Après « La grande maison » et « L’incendie », Mohammed Dib publie en 1957 « Le métier à tisser » qui complète sa trilogie sur l’Algérie.
L’action se déroule en 1940, les temps sont durs. La misère est aggravée par la guerre mondiale. Omar, le personnage dont on suit le destin depuis le début de la trilogie, a grandi. Il est maintenant un adolescent. Pour aider sa famille, il a été embauché comme apprenti chez un maitre tisserand, Mahi Bouanane. Les conditions de travail sont très dures, cela se passe dans une cave mal aérée, dans un espace réduit. Les ouvriers sont mal payés, le patron préfère dépenser l’argent dans des lieux de luxure. Cela crée une tension entre eux, avec parfois des disputes qui éclatent. Pourtant ils acceptent de subir leur sort, ils sont arrivés à un tel état de désespoir, qu’ils n’ont plus l’envie ou la force de réagir.

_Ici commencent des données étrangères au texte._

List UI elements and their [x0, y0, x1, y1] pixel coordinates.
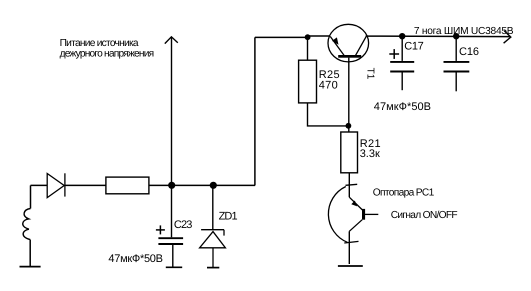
capacitor C16 — [444, 36, 470, 91]
transistor T1 (PNP, top) — [328, 24, 369, 62]
pin tick bottom — [344, 241, 358, 243]
ground terminal (C23) — [166, 266, 182, 268]
arrow on collector diagonal — [351, 201, 357, 207]
wire: left drop to inductor — [30, 185, 32, 208]
wire: top rail right (transistor collector to output arrow) — [366, 35, 510, 38]
supply arrow (Питание источника дежурного напряжения) — [165, 37, 178, 186]
resistor (input, unlabeled) — [106, 177, 149, 194]
capacitor C17 (polarized) — [390, 36, 414, 90]
wire: top rail left (riser to transistor emitter) — [255, 36, 330, 37]
zener diode ZD1 — [200, 230, 226, 267]
node: R21 top junction — [346, 123, 352, 129]
ground terminal (inductor) — [20, 266, 41, 268]
ground terminal (optocoupler emitter) — [338, 265, 363, 267]
wire: T1 base lead down — [348, 58, 350, 126]
wire: R21 bottom lead — [348, 173, 350, 197]
node: C16 junction — [453, 33, 459, 39]
svg-text:3.3к: 3.3к — [360, 148, 380, 160]
diode D1 — [47, 173, 65, 197]
plus sign of C23 — [156, 225, 165, 234]
wire: R25 bottom lead to R21 junction — [308, 103, 349, 126]
inductor L1 — [23, 209, 31, 240]
base lead to the right — [365, 213, 378, 215]
svg-text:C17: C17 — [404, 41, 423, 53]
svg-text:470: 470 — [319, 79, 338, 91]
wire: ZD1 top lead — [212, 185, 214, 229]
svg-text:дежурного напряжения: дежурного напряжения — [60, 48, 154, 59]
wire: junction to R21 — [348, 126, 350, 132]
emitter vertical — [348, 231, 350, 264]
svg-text:ZD1: ZD1 — [219, 210, 238, 222]
svg-text:47мкФ*50В: 47мкФ*50В — [374, 101, 431, 113]
plus sign of C17 — [389, 49, 399, 59]
output arrowhead (to pin 7 of PWM) — [504, 31, 511, 44]
svg-text:Т1: Т1 — [365, 68, 376, 80]
svg-text:Сигнал ON/OFF: Сигнал ON/OFF — [391, 210, 458, 221]
pin tick top — [346, 184, 358, 185]
node B (junction ZD1) — [210, 182, 217, 189]
wire: R25 top lead — [307, 37, 309, 60]
resistor R21 — [341, 132, 358, 173]
node: C17 junction — [399, 33, 405, 39]
node: R25 top junction — [305, 34, 311, 40]
capacitor C23 (polarized) — [158, 238, 183, 267]
optocoupler PC1 phototransistor — [328, 184, 378, 264]
svg-text:7 нога ШИМ UC3845B: 7 нога ШИМ UC3845B — [414, 26, 514, 37]
package arc — [328, 187, 347, 243]
svg-text:C23: C23 — [174, 219, 192, 231]
svg-text:47мкФ*50В: 47мкФ*50В — [108, 253, 162, 265]
ground terminal (ZD1) — [207, 267, 219, 269]
collector diagonal — [349, 197, 362, 210]
wire: bottom rail from inductor to riser corner — [31, 184, 256, 186]
node A (junction C23 / supply arrow) — [168, 182, 175, 189]
wire: riser from bottom rail to top rail — [254, 37, 256, 185]
emitter diagonal — [349, 220, 362, 232]
svg-text:Оптопара PC1: Оптопара PC1 — [373, 187, 435, 198]
svg-text:C16: C16 — [459, 46, 479, 58]
base bar — [362, 209, 365, 220]
wire: C23 top lead — [171, 185, 173, 237]
svg-text:Питание источника: Питание источника — [60, 38, 139, 49]
wire: inductor bottom lead — [29, 240, 31, 267]
resistor R25 — [299, 60, 317, 103]
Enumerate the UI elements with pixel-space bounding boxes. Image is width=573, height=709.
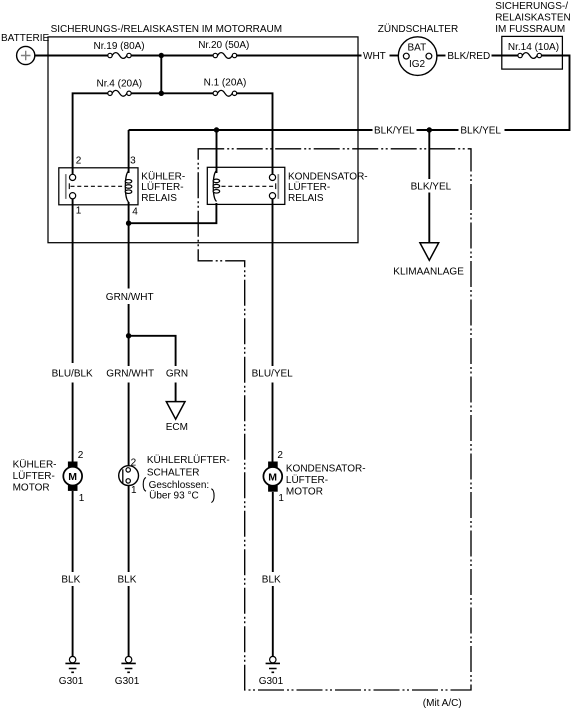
actuator dashed link <box>222 185 275 187</box>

Ils vieillissent prématurément, ils meurent jeunes. Ils parlent de la mort avec fatalisme et même, on à l’impression que pour certains d’entre eux, elle est perçue comme une délivrance.
Ocacha : « Nous marchons pieds nus …, l’air mécontent, nos haillons cachent à peine notre misère. Et dans notre ventre comme dans notre tête, il n’y a que des miettes et de la crasse. »
Les conditions difficiles tendent les relations entre les gens, en particulier les rapports entre les hommes et les femmes sont durs. Celles-ci restent sous le poids de traditions qui les maintiennent dans un état de soumission ; ainsi la mère de Zhor ne soutient pas sa fille alors que cette dernière se sépare de son mari qui la maltraitait : « Quand l’une de nous est battue dans un coin, elle se réfugie dans un autre, mais reste chez elle. »
En fait, les ouvriers sont soumis à une double pression. D’abord celle des autorités françaises, toujours à l’affût pour pouvoir tuer les revendications dans l’œuf. Ensuite, celle des patrons, certains étant musulmans comme eux, qui n’hésitent pas à les exploiter honteusement, allant jusqu’à à collaborer avec la police pour garder leur pouvoir sur leurs employés.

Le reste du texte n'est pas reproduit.